L’héritage floral des “Black Panthers”
Celle-ci a fait traverser l’océan Atlantique à la fausse laîche des renards. « Deux stations sont connues dans le Grand Est dont l’une découverte récemment sur les rives du lac de Kruth-Wildenstein, où pousse également la potentille de Norvège », indique le botaniste Bernard Stoehr, spécialiste de la flore vosgienne. Selon François Vernier, l’histoire de cette espèce est en partie liée à celle du 761e bataillon de chars de la IIIe armée américaine. Surnommé Black Panthers, ce bataillon a notamment combattu à Bourgaltroff, en Moselle, où se trouve… la seule autre station de fausse laîche connue dans la région.
Les rives de ce lac abritent également une autre plante venue des États-Unis : le carex (ou laîche) de Crawford, lui aussi amené (volontairement ou non) par les troupes américaines. Sa station a été découverte récemment par le botaniste Eric Piselli. Redoutée du bétail, l’ambroisie est aussi un “don” des Américains.

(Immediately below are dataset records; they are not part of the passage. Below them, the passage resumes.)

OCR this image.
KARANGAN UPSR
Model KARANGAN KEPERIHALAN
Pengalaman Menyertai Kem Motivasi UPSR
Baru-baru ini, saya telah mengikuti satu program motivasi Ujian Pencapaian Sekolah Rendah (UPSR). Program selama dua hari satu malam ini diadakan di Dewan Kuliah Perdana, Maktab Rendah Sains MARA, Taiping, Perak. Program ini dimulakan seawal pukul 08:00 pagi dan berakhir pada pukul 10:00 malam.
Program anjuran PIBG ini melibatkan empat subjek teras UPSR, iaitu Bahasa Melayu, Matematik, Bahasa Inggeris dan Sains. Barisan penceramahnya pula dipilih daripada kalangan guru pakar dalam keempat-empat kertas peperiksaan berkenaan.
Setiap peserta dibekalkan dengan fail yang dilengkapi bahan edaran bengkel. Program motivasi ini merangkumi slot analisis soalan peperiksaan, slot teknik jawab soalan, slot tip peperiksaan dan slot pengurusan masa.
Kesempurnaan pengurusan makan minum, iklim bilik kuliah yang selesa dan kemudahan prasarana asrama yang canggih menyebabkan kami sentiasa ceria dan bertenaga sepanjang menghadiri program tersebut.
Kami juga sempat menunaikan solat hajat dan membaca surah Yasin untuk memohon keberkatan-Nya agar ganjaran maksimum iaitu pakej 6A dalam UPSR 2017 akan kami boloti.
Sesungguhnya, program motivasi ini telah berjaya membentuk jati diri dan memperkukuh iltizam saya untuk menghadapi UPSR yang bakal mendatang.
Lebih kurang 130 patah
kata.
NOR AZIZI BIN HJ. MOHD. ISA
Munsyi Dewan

Pour rembourrer les paillasses ou nourrir les ânes
La Première Guerre mondiale a bien plus encore fait voyager les plantes. « La laîche fausse-brize ou Carex bryzoïdes L., qui provient d’Europe centrale, était utilisée pour confectionner les paillasses des soldats Allemands. Abandonnés sur les sites qu’ils occupaient, ces matelas ont pourri et leurs graines se sont dispersées », écrit François Vernier. Le trèfle alpin, qui pousse aujourd’hui sur les crêtes vosgiennes, a transité via le fourrage des ânes du 6e bataillon de chasseurs alpins de Nice, présents au Linge, d’après François Vernier. Répandue sur le versant lorrain, entre Saint-Dié et Lunéville, la glycérie striée, originaire d’Amérique du Nord, a été découverte pour la première fois en 2000. La tempête Lothar avait, quelques mois plus tôt, levé la dormance de ses graines semées pendant le premier conflit mondial. En Alsace, c’est le jonc ténu, de même provenance, qui a trouvé la plaine à son goût tandis que la linaire striée préfère les crêtes.
Un apéritif pour les Bavarois
Les Allemands n’étaient pas en reste. Nous leur devons la gentiane jaune ou grande gentiane, devenue incontournable dans le paysage vosgien. Entre 1914 et 1918, elle était cultivée par les Bavarois près de leurs campements vosgiens pour leur fournir un petit soutien apéritif. On en croise de plus en plus : l’anthurus d’archer est ce champignon rouge et invasif que l’on n’oublie pas tant son odeur est pestilentielle. Lui est sans doute arrivé en Europe avec l’infanterie australienne ou néo-zélandaise…
D’autres voyageuses ne se sont livrées que récemment à l’appétit du spécialiste : un botaniste alsacien, Yoan Martin, a ainsi découvert cette année une station de Danthonia compressa (avoine de montagne) autour de Badonviller, près de Pierre-Percée (Meurthe-et-Moselle). Cette plante exogène serait probablement arrivée ici grâce à un coup de pouce des libérateurs américains. D’autres apparaîtront sans doute encore, lorsque leurs graines auront trouvé un terreau favorable.
Plantes obsidionales, l’étonnante histoire des espèces propagées par les armées , François Vernier, édition Vent d’Est.
Lors d’une récente vidange du Lac Vert, à Soultzeren, le lit du lac s’est couvert de potentilles de Norvège. De nombreuses graines en dormance ont germé à cette occasion. La potentille de Norvège a suivi les soldats américains pendant les deux guerres mondiales.